Rightio, optimistic til the end, "Well can you give me a number to call who WOULD give me the information?" [The stone shifted]
"This is state crime"

Its a good thing I went outside to call and not waited til I got home because that.. that.. poor bloody excuse.. of an object.. had given me a fax number! [Hallelujah and thank God for the NSW police force, competent til the end!]
I barged right back in there.
"Did you still want something?"

"YOU'VE GIVEN ME A FAX NUMBER"

"Oh."

Oh okay, you know I've probably made a mountain out of a molehill, he was busy [huh] but it was the callous way I was treated, I had only come in there to ask questions for an assignment, I mean thats nothing, what if I had really come in there with something actually distressing like robbery or assault. I imagine that if I had been treated the same the damage would've been compounded. And thats what disturbs me so much.

[I also had an incident with a real estate agent later today but that was probably to be expected]

Monday, May 08, 2006

Happy birthday/Mother's day!

This year we combined Mothers day and SB's birthday to create one big Happmothbirmer day, the soulsucker has me this weekend so the only celebrating is to be done now!

The presents:
An iPod nano
An Oroton Bag [worth a good four hundred big ones]

The reaction? Uhh.. not so good. Neither of them really liked their presents! So either my present-dar is off [or its off]

The setting: a warm and inviting italian restaurant, cosy and amibient. Where parents get drunk and try to hide lamb bones in that four hundred dollar bag. Where parents sing happy birthday to SB in loud off-key tones, to a cake without candles, and try to think up ways to defraud the lottery office [adding extra zeroes to a cheque should do it].

Did I mention I love my parents? They're crazy.

Tuesday, May 02, 2006

Job interview

Sometimes its better the devil you know.

Today I went to a job interview in a bid to escape the clutches of that evil soul sucking sucker.
It's a good job, Its a small restaurant/bar type set up, there's only forty people in the entire hotel, so I don't have to be worried that Nutbag from Laundry is bitching me out to Peeweehead in kitchen, who tells Numbnuts something mean about my face [or to my face, alternately]. I am not going to take it. [Look! look!

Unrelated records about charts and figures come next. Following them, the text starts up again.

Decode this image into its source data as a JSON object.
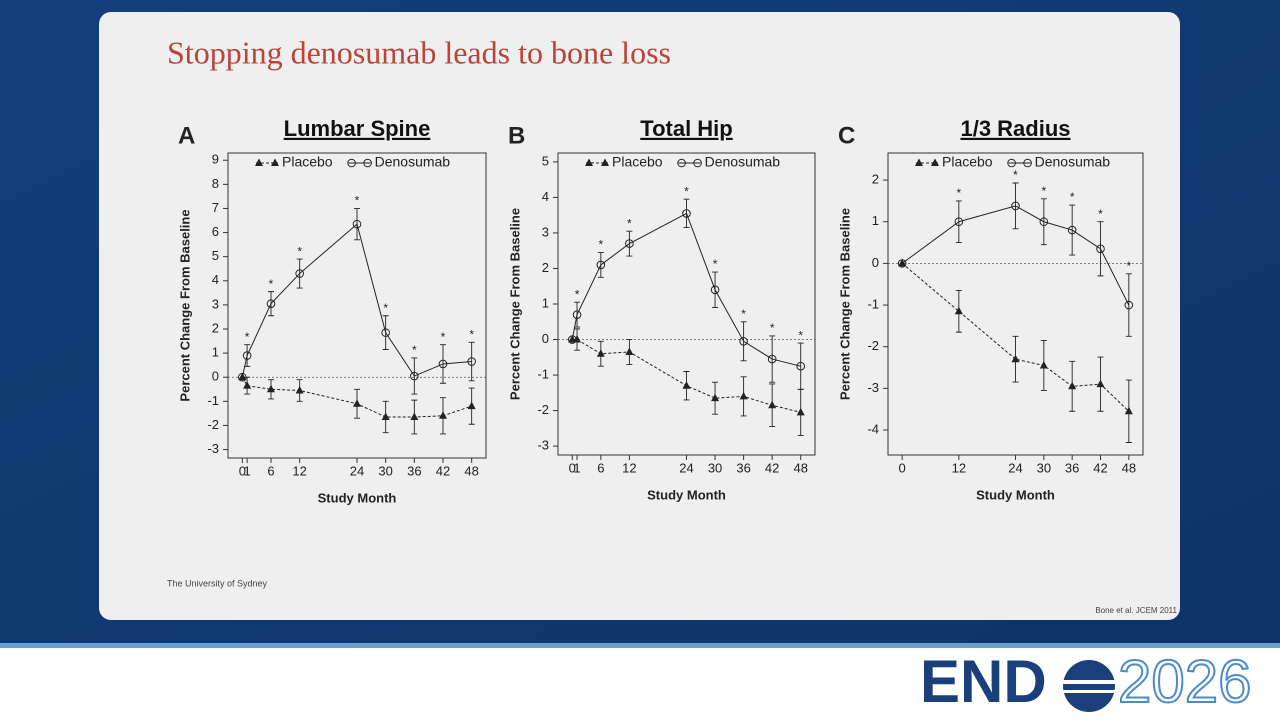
{
  "slide": {
    "title": "Stopping denosumab leads to bone loss",
    "footer_left": "The University of Sydney",
    "citation": "Bone et al. JCEM 2011",
    "logo_bold": "END",
    "logo_year": "2026"
  },
  "chart_data": [
    {
      "type": "line",
      "panel": "A",
      "title": "Lumbar Spine",
      "x_label": "Study Month",
      "y_label": "Percent Change From Baseline",
      "x": [
        0,
        1,
        6,
        12,
        24,
        30,
        36,
        42,
        48
      ],
      "series": [
        {
          "name": "Placebo",
          "color": "#222222",
          "line_style": "dashed",
          "marker": "triangle",
          "values": [
            0,
            -0.35,
            -0.5,
            -0.55,
            -1.1,
            -1.65,
            -1.65,
            -1.6,
            -1.2
          ],
          "errors": [
            0,
            0.35,
            0.4,
            0.45,
            0.6,
            0.65,
            0.7,
            0.75,
            0.75
          ]
        },
        {
          "name": "Denosumab",
          "color": "#222222",
          "line_style": "solid",
          "marker": "circle",
          "values": [
            0,
            0.9,
            3.05,
            4.3,
            6.35,
            1.85,
            0.05,
            0.55,
            0.65
          ],
          "errors": [
            0,
            0.45,
            0.5,
            0.6,
            0.65,
            0.7,
            0.75,
            0.8,
            0.8
          ],
          "annotations": [
            null,
            "*",
            "*",
            "*",
            "*",
            "*",
            "*",
            "*",
            "*"
          ]
        }
      ],
      "xlim": [
        -3,
        51
      ],
      "xticks": [
        0,
        1,
        6,
        12,
        24,
        30,
        36,
        42,
        48
      ],
      "ylim": [
        -3.35,
        9.3
      ],
      "yticks": [
        -3,
        -2,
        -1,
        0,
        1,
        2,
        3,
        4,
        5,
        6,
        7,
        8,
        9
      ],
      "reference_line": 0
    },
    {
      "type": "line",
      "panel": "B",
      "title": "Total Hip",
      "x_label": "Study Month",
      "y_label": "Percent Change From Baseline",
      "x": [
        0,
        1,
        6,
        12,
        24,
        30,
        36,
        42,
        48
      ],
      "series": [
        {
          "name": "Placebo",
          "color": "#222222",
          "line_style": "dashed",
          "marker": "triangle",
          "values": [
            0,
            0,
            -0.4,
            -0.35,
            -1.3,
            -1.65,
            -1.6,
            -1.85,
            -2.05
          ],
          "errors": [
            0,
            0.3,
            0.35,
            0.35,
            0.4,
            0.45,
            0.55,
            0.6,
            0.65
          ]
        },
        {
          "name": "Denosumab",
          "color": "#222222",
          "line_style": "solid",
          "marker": "circle",
          "values": [
            0,
            0.7,
            2.1,
            2.7,
            3.55,
            1.4,
            -0.05,
            -0.55,
            -0.75
          ],
          "errors": [
            0,
            0.35,
            0.35,
            0.35,
            0.4,
            0.5,
            0.55,
            0.65,
            0.65
          ],
          "annotations": [
            null,
            "*",
            "*",
            "*",
            "*",
            "*",
            "*",
            "*",
            "*"
          ]
        }
      ],
      "xlim": [
        -3,
        51
      ],
      "xticks": [
        0,
        1,
        6,
        12,
        24,
        30,
        36,
        42,
        48
      ],
      "ylim": [
        -3.25,
        5.25
      ],
      "yticks": [
        -3,
        -2,
        -1,
        0,
        1,
        2,
        3,
        4,
        5
      ],
      "reference_line": 0
    },
    {
      "type": "line",
      "panel": "C",
      "title": "1/3 Radius",
      "x_label": "Study Month",
      "y_label": "Percent Change From Baseline",
      "x": [
        0,
        12,
        24,
        30,
        36,
        42,
        48
      ],
      "series": [
        {
          "name": "Placebo",
          "color": "#222222",
          "line_style": "dashed",
          "marker": "triangle",
          "values": [
            0,
            -1.15,
            -2.3,
            -2.45,
            -2.95,
            -2.9,
            -3.55
          ],
          "errors": [
            0,
            0.5,
            0.55,
            0.6,
            0.6,
            0.65,
            0.75
          ]
        },
        {
          "name": "Denosumab",
          "color": "#222222",
          "line_style": "solid",
          "marker": "circle",
          "values": [
            0,
            1.0,
            1.38,
            1.0,
            0.8,
            0.35,
            -1.0
          ],
          "errors": [
            0,
            0.5,
            0.55,
            0.55,
            0.6,
            0.65,
            0.75
          ],
          "annotations": [
            null,
            "*",
            "*",
            "*",
            "*",
            "*",
            "*"
          ]
        }
      ],
      "xlim": [
        -3,
        51
      ],
      "xticks": [
        0,
        12,
        24,
        30,
        36,
        42,
        48
      ],
      "ylim": [
        -4.6,
        2.65
      ],
      "yticks": [
        -4,
        -3,
        -2,
        -1,
        0,
        1,
        2
      ],
      "reference_line": 0
    }
  ]
}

I'm insane!] I don't think I could survive on the kind of pay cut they're offering. Eighteen dollars an hour before tax on a five hour shift. Duuuuude. Thats seventy dollars after tax.

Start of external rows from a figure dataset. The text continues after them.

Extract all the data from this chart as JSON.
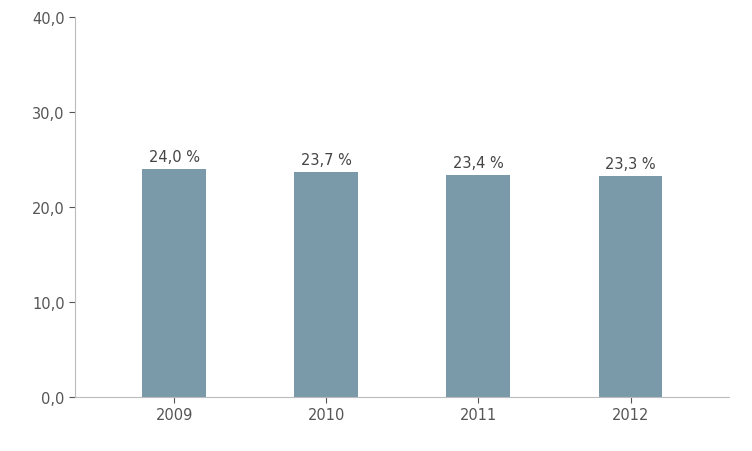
{
  "categories": [
    "2009",
    "2010",
    "2011",
    "2012"
  ],
  "values": [
    24.0,
    23.7,
    23.4,
    23.3
  ],
  "labels": [
    "24,0 %",
    "23,7 %",
    "23,4 %",
    "23,3 %"
  ],
  "bar_color": "#7a9aaa",
  "ylim": [
    0,
    40
  ],
  "yticks": [
    0.0,
    10.0,
    20.0,
    30.0,
    40.0
  ],
  "ytick_labels": [
    "0,0",
    "10,0",
    "20,0",
    "30,0",
    "40,0"
  ],
  "background_color": "#ffffff",
  "bar_width": 0.42,
  "label_fontsize": 10.5,
  "tick_fontsize": 10.5,
  "tick_color": "#555555",
  "spine_color": "#bbbbbb",
  "label_color": "#444444"
}
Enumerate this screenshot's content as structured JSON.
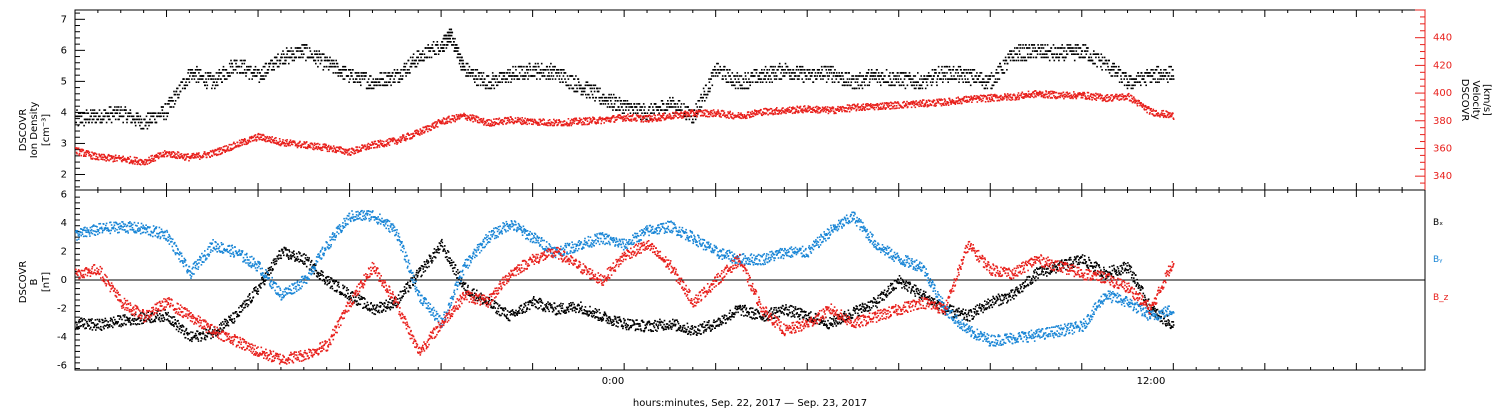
{
  "colors": {
    "black": "#000000",
    "red": "#e8201c",
    "blue": "#1a86d6"
  },
  "chart_data": [
    {
      "type": "scatter",
      "panel": "top",
      "left_ylabel": [
        "DSCOVR",
        "Ion Density",
        "[cm⁻³]"
      ],
      "right_ylabel": [
        "DSCOVR",
        "Velocity",
        "[km/s]"
      ],
      "left_ylim": [
        1.5,
        7.3
      ],
      "right_ylim": [
        330,
        460
      ],
      "left_ticks": [
        "2",
        "3",
        "4",
        "5",
        "6",
        "7"
      ],
      "right_ticks": [
        "340",
        "360",
        "380",
        "400",
        "420",
        "440"
      ],
      "xlim": [
        -12,
        17.5
      ],
      "series": [
        {
          "axis": "left",
          "color": "black",
          "x": [
            -12,
            -11.5,
            -11.0,
            -10.5,
            -10.0,
            -9.5,
            -9.0,
            -8.5,
            -8.0,
            -7.5,
            -7.0,
            -6.5,
            -6.0,
            -5.5,
            -5.0,
            -4.5,
            -4.0,
            -3.8,
            -3.5,
            -3.0,
            -2.5,
            -2.0,
            -1.5,
            -1.0,
            -0.5,
            0.0,
            0.5,
            1.0,
            1.5,
            2.0,
            2.5,
            3.0,
            3.5,
            4.0,
            4.5,
            5.0,
            5.5,
            6.0,
            6.5,
            7.0,
            7.5,
            8.0,
            8.5,
            9.0,
            9.5,
            10.0,
            10.5,
            11.0,
            11.5,
            12.0
          ],
          "y": [
            3.8,
            3.9,
            4.0,
            3.7,
            4.1,
            5.3,
            5.0,
            5.6,
            5.2,
            5.8,
            6.0,
            5.6,
            5.2,
            5.0,
            5.2,
            5.8,
            6.2,
            6.5,
            5.4,
            5.0,
            5.2,
            5.4,
            5.3,
            4.9,
            4.5,
            4.2,
            4.0,
            4.3,
            3.9,
            5.4,
            5.0,
            5.2,
            5.4,
            5.2,
            5.3,
            5.0,
            5.2,
            5.1,
            5.0,
            5.3,
            5.2,
            5.0,
            5.9,
            6.0,
            5.9,
            6.0,
            5.6,
            5.0,
            5.2,
            5.3
          ]
        },
        {
          "axis": "right",
          "color": "red",
          "x": [
            -12,
            -11.5,
            -11.0,
            -10.5,
            -10.0,
            -9.5,
            -9.0,
            -8.5,
            -8.0,
            -7.5,
            -7.0,
            -6.5,
            -6.0,
            -5.5,
            -5.0,
            -4.5,
            -4.0,
            -3.5,
            -3.0,
            -2.5,
            -2.0,
            -1.5,
            -1.0,
            -0.5,
            0.0,
            0.5,
            1.0,
            1.5,
            2.0,
            2.5,
            3.0,
            3.5,
            4.0,
            4.5,
            5.0,
            5.5,
            6.0,
            6.5,
            7.0,
            7.5,
            8.0,
            8.5,
            9.0,
            9.5,
            10.0,
            10.5,
            11.0,
            11.5,
            12.0
          ],
          "y": [
            359,
            354,
            353,
            351,
            357,
            354,
            357,
            363,
            369,
            365,
            363,
            361,
            358,
            363,
            366,
            372,
            380,
            384,
            379,
            381,
            380,
            379,
            380,
            381,
            383,
            382,
            384,
            386,
            386,
            384,
            387,
            388,
            389,
            388,
            390,
            391,
            392,
            393,
            394,
            396,
            397,
            398,
            400,
            399,
            399,
            397,
            398,
            387,
            384
          ]
        }
      ]
    },
    {
      "type": "scatter",
      "panel": "bottom",
      "left_ylabel": [
        "DSCOVR",
        "B",
        "[nT]"
      ],
      "ylim": [
        -6.3,
        6.3
      ],
      "ticks": [
        "-6",
        "-4",
        "-2",
        "0",
        "2",
        "4",
        "6"
      ],
      "xlim": [
        -12,
        17.5
      ],
      "legend": [
        "Bₓ",
        "Bᵧ",
        "B_z"
      ],
      "series": [
        {
          "name": "Bx",
          "color": "black",
          "x": [
            -12,
            -11.5,
            -11.0,
            -10.5,
            -10.0,
            -9.5,
            -9.0,
            -8.5,
            -8.0,
            -7.5,
            -7.0,
            -6.5,
            -6.0,
            -5.5,
            -5.0,
            -4.5,
            -4.0,
            -3.5,
            -3.0,
            -2.5,
            -2.0,
            -1.5,
            -1.0,
            -0.5,
            0.0,
            0.5,
            1.0,
            1.5,
            2.0,
            2.5,
            3.0,
            3.5,
            4.0,
            4.5,
            5.0,
            5.5,
            6.0,
            6.5,
            7.0,
            7.5,
            8.0,
            8.5,
            9.0,
            9.5,
            10.0,
            10.5,
            11.0,
            11.5,
            12.0
          ],
          "y": [
            -3.0,
            -3.1,
            -2.8,
            -2.6,
            -2.4,
            -4.0,
            -3.6,
            -2.5,
            -0.5,
            2.0,
            1.5,
            0.0,
            -1.0,
            -2.0,
            -1.5,
            0.5,
            2.5,
            -0.5,
            -1.5,
            -2.5,
            -1.5,
            -2.0,
            -1.8,
            -2.5,
            -3.0,
            -3.2,
            -3.0,
            -3.5,
            -3.0,
            -2.0,
            -2.5,
            -2.0,
            -2.5,
            -3.0,
            -2.2,
            -1.5,
            0.0,
            -1.0,
            -2.0,
            -2.5,
            -1.5,
            -1.0,
            0.5,
            1.0,
            1.5,
            0.5,
            1.0,
            -2.0,
            -3.2
          ]
        },
        {
          "name": "By",
          "color": "blue",
          "x": [
            -12,
            -11.5,
            -11.0,
            -10.5,
            -10.0,
            -9.5,
            -9.0,
            -8.5,
            -8.0,
            -7.5,
            -7.0,
            -6.5,
            -6.0,
            -5.5,
            -5.0,
            -4.5,
            -4.0,
            -3.5,
            -3.0,
            -2.5,
            -2.0,
            -1.5,
            -1.0,
            -0.5,
            0.0,
            0.5,
            1.0,
            1.5,
            2.0,
            2.5,
            3.0,
            3.5,
            4.0,
            4.5,
            5.0,
            5.5,
            6.0,
            6.5,
            7.0,
            7.5,
            8.0,
            8.5,
            9.0,
            9.5,
            10.0,
            10.5,
            11.0,
            11.5,
            12.0
          ],
          "y": [
            3.2,
            3.6,
            3.8,
            3.6,
            3.2,
            0.5,
            2.5,
            2.0,
            1.0,
            -1.0,
            0.0,
            2.5,
            4.5,
            4.6,
            3.5,
            -1.0,
            -3.0,
            1.0,
            3.0,
            4.0,
            3.0,
            2.0,
            2.5,
            3.0,
            2.5,
            3.5,
            3.8,
            3.0,
            2.0,
            1.5,
            1.5,
            2.0,
            2.0,
            3.5,
            4.5,
            2.5,
            1.5,
            1.0,
            -2.0,
            -3.5,
            -4.2,
            -4.0,
            -3.8,
            -3.5,
            -3.2,
            -1.0,
            -1.5,
            -2.5,
            -2.0
          ]
        },
        {
          "name": "Bz",
          "color": "red",
          "x": [
            -12,
            -11.5,
            -11.0,
            -10.5,
            -10.0,
            -9.5,
            -9.0,
            -8.5,
            -8.0,
            -7.5,
            -7.0,
            -6.5,
            -6.0,
            -5.5,
            -5.0,
            -4.5,
            -4.0,
            -3.5,
            -3.0,
            -2.5,
            -2.0,
            -1.5,
            -1.0,
            -0.5,
            0.0,
            0.5,
            1.0,
            1.5,
            2.0,
            2.5,
            3.0,
            3.5,
            4.0,
            4.5,
            5.0,
            5.5,
            6.0,
            6.5,
            7.0,
            7.5,
            8.0,
            8.5,
            9.0,
            9.5,
            10.0,
            10.5,
            11.0,
            11.5,
            12.0
          ],
          "y": [
            0.5,
            0.8,
            -1.5,
            -2.5,
            -1.5,
            -2.5,
            -3.5,
            -4.2,
            -5.0,
            -5.5,
            -5.2,
            -4.5,
            -1.5,
            1.0,
            -1.5,
            -5.0,
            -3.0,
            -1.0,
            -1.5,
            0.5,
            1.5,
            2.0,
            1.0,
            0.0,
            1.8,
            2.5,
            1.0,
            -1.5,
            0.0,
            1.5,
            -2.0,
            -3.5,
            -3.0,
            -2.0,
            -3.0,
            -2.5,
            -2.0,
            -1.5,
            -2.0,
            2.5,
            0.8,
            0.5,
            1.5,
            1.0,
            0.5,
            0.2,
            -0.5,
            -2.0,
            1.5
          ]
        }
      ]
    }
  ],
  "x_axis": {
    "tick_labels": [
      {
        "x": 0,
        "label": "0:00"
      },
      {
        "x": 12,
        "label": "12:00"
      }
    ],
    "title": "hours:minutes, Sep. 22, 2017 — Sep. 23, 2017"
  }
}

So here we are, ever so pragmatic, going to turn it down. If I took it there's no way in heck, I could afford my course, there's no way I could move out, hell I'd probably struggle to put Minnie through daycare. I'm justifying this to myself because I feel terrible, I know on Thursday I have to go back to working with dipshits [dirty,gamble-aholic dipshits I might add!] and feckers who would stab me with a spare chopstick because they would rather do that than actually work. Money, money, money.

On an interesting note: The intervieweer asked me where I'm from, whats up with my accent? I don't have an accent! I think I might be watching too much American tv.

Monday, May 01, 2006

Hoo boy.

So here I am, five hours til its time for me to get up for school, and I'm still here. Not sleeping. Not doing the draft of my assignment. Thats right! Not doing it!
Ha.. that'll teach me.. to... to...

[You think I should do it really? really? no.]

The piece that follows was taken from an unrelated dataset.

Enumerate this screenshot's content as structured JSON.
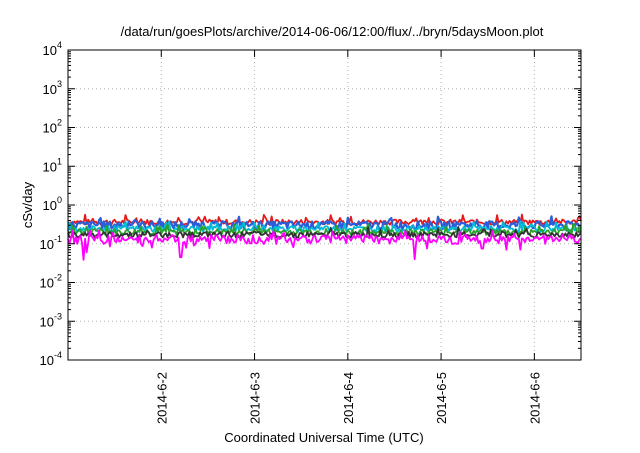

In other news, SB and I are looking for an apartment [to move out into, no funny stuff going on here!], we need to find a place to accomodate our wooden floor fetish, a train trip to wollongong and an autistic dog.. all under 300.. where are we going to find that?? :wails: [oh when I leave here I plan to steal that bottle of Chivas and the jungle painting. Hurrah!]

Oh me in my self absorbed little world, welcome Matthew! [53cm] and already a looker [and according to his mum, a sleeper].